You will develop models to learn the relationships between phenological events and open-access EO data time series. Considering the complexity and diverse structure of phenological data, the direct adaptation of the existing DL models for analyzing such data is challenging. This topic aims at carefully selecting and modifying the state-of-the-art Vision Transformers (ViT) [1] and applying a suitable data representation. Your model will be checked against convolutional neural networks (CNNs) as the de-facto DL algorithm for EO-based information extraction [1]. You will also compare your model's output with the land surface phenology maps produced based on secondary EO products [2].

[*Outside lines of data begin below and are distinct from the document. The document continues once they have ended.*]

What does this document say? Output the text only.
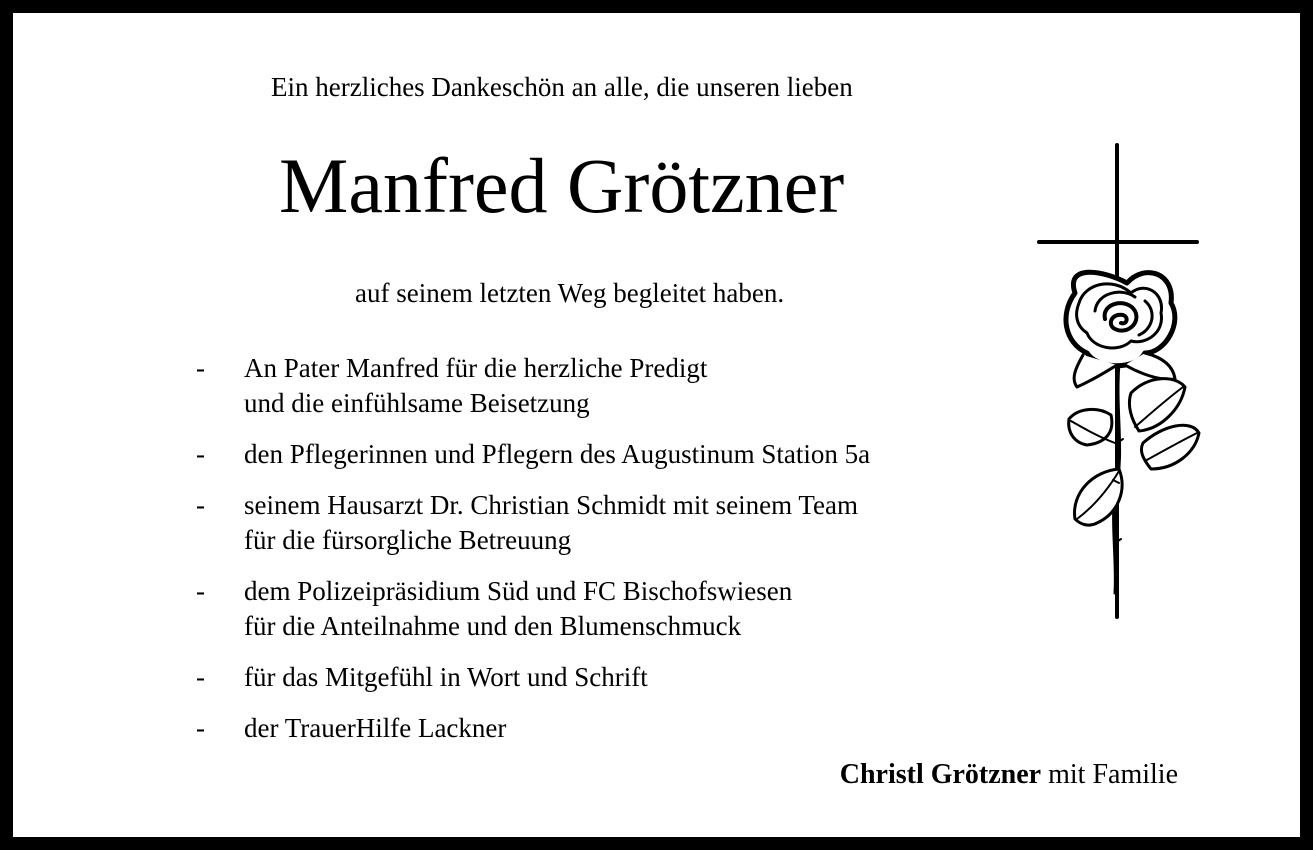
Ein herzliches Dankeschön an alle, die unseren lieben
Manfred Grötzner
auf seinem letzten Weg begleitet haben.
-	An Pater Manfred für die herzliche Predigt
und die einfühlsame Beisetzung
-	den Pflegerinnen und Pflegern des Augustinum Station 5a
-	seinem Hausarzt Dr. Christian Schmidt mit seinem Team
für die fürsorgliche Betreuung
-	dem Polizeipräsidium Süd und FC Bischofswiesen
für die Anteilnahme und den Blumenschmuck
-	für das Mitgefühl in Wort und Schrift
-	der TrauerHilfe Lackner
Christl Grötzner mit Familie
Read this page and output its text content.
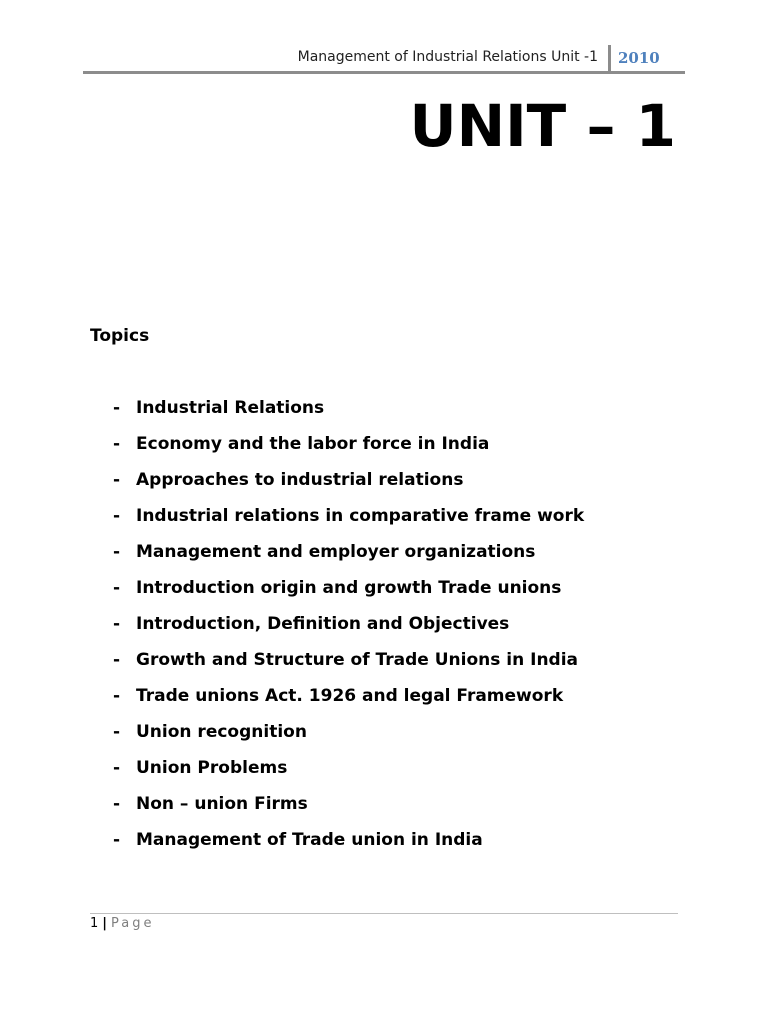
Management of Industrial Relations Unit -1 2010
UNIT – 1
Topics
- Industrial Relations
- Economy and the labor force in India
- Approaches to industrial relations
- Industrial relations in comparative frame work
- Management and employer organizations
- Introduction origin and growth Trade unions
- Introduction, Definition and Objectives
- Growth and Structure of Trade Unions in India
- Trade unions Act. 1926 and legal Framework
- Union recognition
- Union Problems
- Non – union Firms
- Management of Trade union in India
1 | Page
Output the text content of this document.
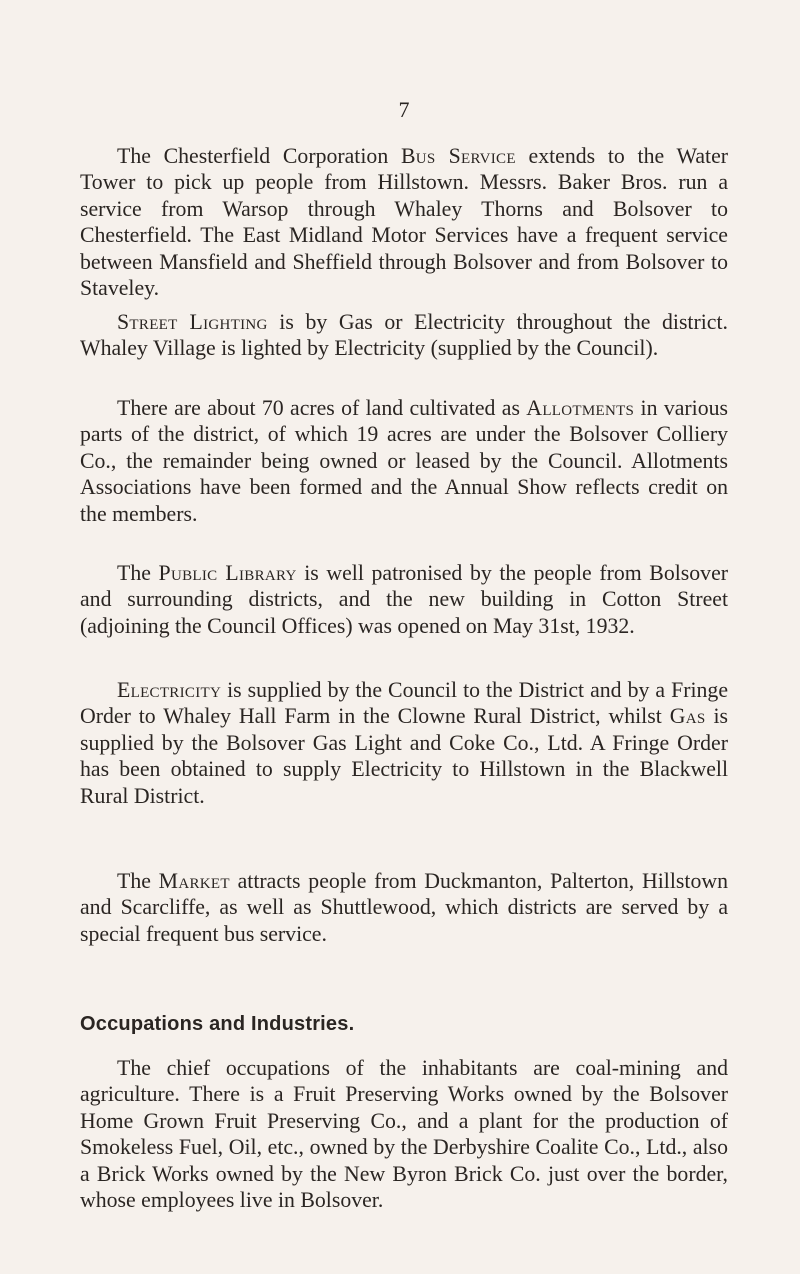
7

The Chesterfield Corporation Bus Service extends to the Water Tower to pick up people from Hillstown. Messrs. Baker Bros. run a service from Warsop through Whaley Thorns and Bolsover to Chesterfield. The East Midland Motor Services have a frequent service between Mansfield and Sheffield through Bolsover and from Bolsover to Staveley.

Street Lighting is by Gas or Electricity throughout the district. Whaley Village is lighted by Electricity (supplied by the Council).

There are about 70 acres of land cultivated as Allotments in various parts of the district, of which 19 acres are under the Bolsover Colliery Co., the remainder being owned or leased by the Council. Allotments Associations have been formed and the Annual Show reflects credit on the members.

The Public Library is well patronised by the people from Bolsover and surrounding districts, and the new building in Cotton Street (adjoining the Council Offices) was opened on May 31st, 1932.

Electricity is supplied by the Council to the District and by a Fringe Order to Whaley Hall Farm in the Clowne Rural District, whilst Gas is supplied by the Bolsover Gas Light and Coke Co., Ltd. A Fringe Order has been obtained to supply Electricity to Hillstown in the Blackwell Rural District.

The Market attracts people from Duckmanton, Palterton, Hillstown and Scarcliffe, as well as Shuttlewood, which districts are served by a special frequent bus service.

Occupations and Industries.

The chief occupations of the inhabitants are coal-mining and agriculture. There is a Fruit Preserving Works owned by the Bolsover Home Grown Fruit Preserving Co., and a plant for the production of Smokeless Fuel, Oil, etc., owned by the Derbyshire Coalite Co., Ltd., also a Brick Works owned by the New Byron Brick Co. just over the border, whose employees live in Bolsover.
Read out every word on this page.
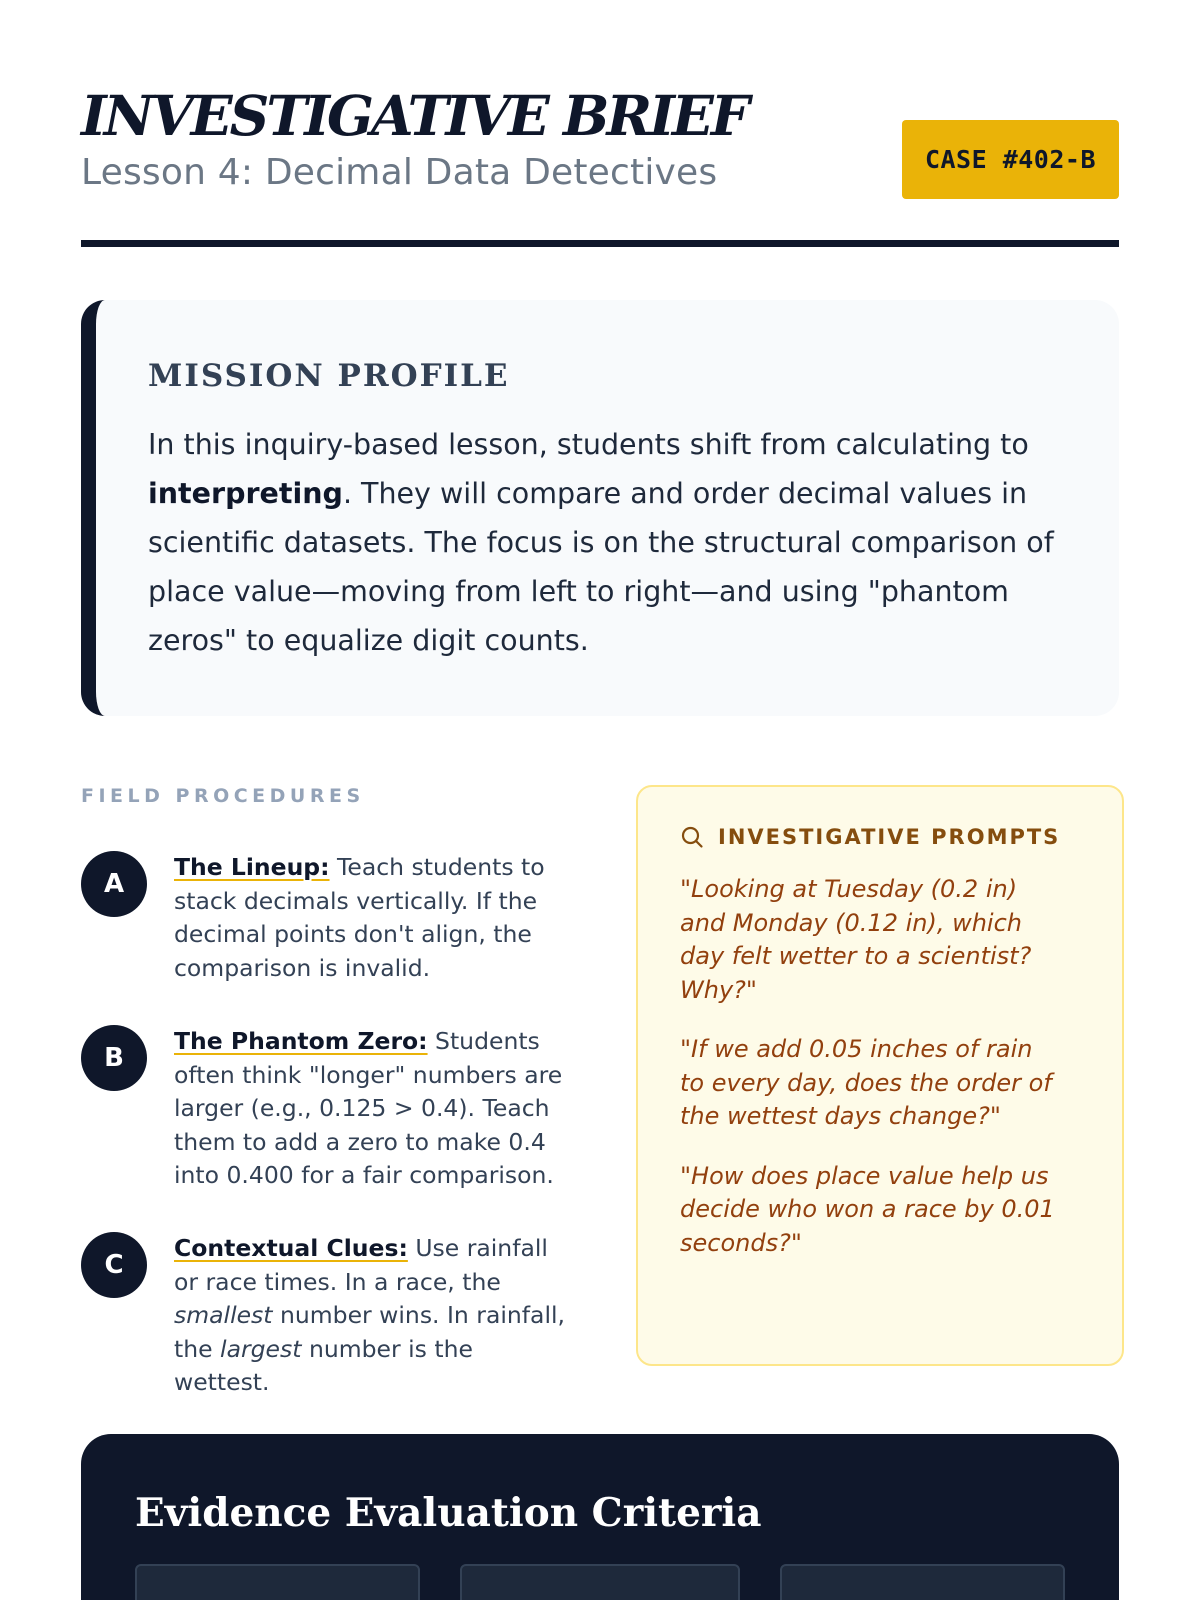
INVESTIGATIVE BRIEF
Lesson 4: Decimal Data Detectives	CASE #402-B
MISSION PROFILE

In this inquiry-based lesson, students shift from calculating to interpreting. They will compare and order decimal values in scientific datasets. The focus is on the structural comparison of place value—moving from left to right—and using "phantom zeros" to equalize digit counts.

FIELD PROCEDURES
A
The Lineup: Teach students to stack decimals vertically. If the decimal points don't align, the comparison is invalid.
B
The Phantom Zero: Students often think "longer" numbers are larger (e.g., 0.125 > 0.4). Teach them to add a zero to make 0.4 into 0.400 for a fair comparison.
C
Contextual Clues: Use rainfall or race times. In a race, the smallest number wins. In rainfall, the largest number is the wettest.
INVESTIGATIVE PROMPTS

"Looking at Tuesday (0.2 in) and Monday (0.12 in), which day felt wetter to a scientist? Why?"

"If we add 0.05 inches of rain to every day, does the order of the wettest days change?"

"How does place value help us decide who won a race by 0.01 seconds?"

Evidence Evaluation Criteria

By estimating the timing of phenological events over large areas, you will contribute to a better understanding of (future) phenological changes and analyze the impact of climate change on plants.
Dataset
The following data sources will be used in this research
- EO data
- Phenological observations from http://www.pep725.eu/
Workflow
The workflow of the MSc thesis will be as follows.
- A literature review
- Dataset generation
- Model development, validation and tuning
- Evaluation
[1] Mai, G., Janowicz, K., Hu, Y., Gao, S., Yan, B., Zhu, R., Cai, L., and Lao, N. (2022). A review of location encoding for GeoAI: methods and applications. International Journal of Geographical Information Science, 36(4), 639-673.
[2] Tian, F., Cai, Z., Jin, H., Hufkens, K., Scheifinger, H., Tagesson, T., Smets, B., Van Hoolst, R., Bonte, K., Ivits, E., Tong, X., Ardö, J., and Eklundh, L. (2021). Calibrating vegetation phenology from Sentinel-2 using eddy covariance, PhenoCam, and PEP725 networks across Europe. Remote Sensing of Environment, 260, 112456.
[3] Kladny, K.-R., Milanta, M., Mraz, O., Hufkens, K., and Stocker, B. D. (2022). Deep learning for satellite image forecasting of vegetation greenness. Cold Spring Harbor Laboratory. Retrieved from https://dx.doi.org/10.1101/2022.08.16.504173
[4] Bakayov, V., Goncalves, R., Zurita-Milla, R., and Izquierdo-Verdiguier, E. A Spark-Based Platform to Extract Phenological Information from Satellite Images.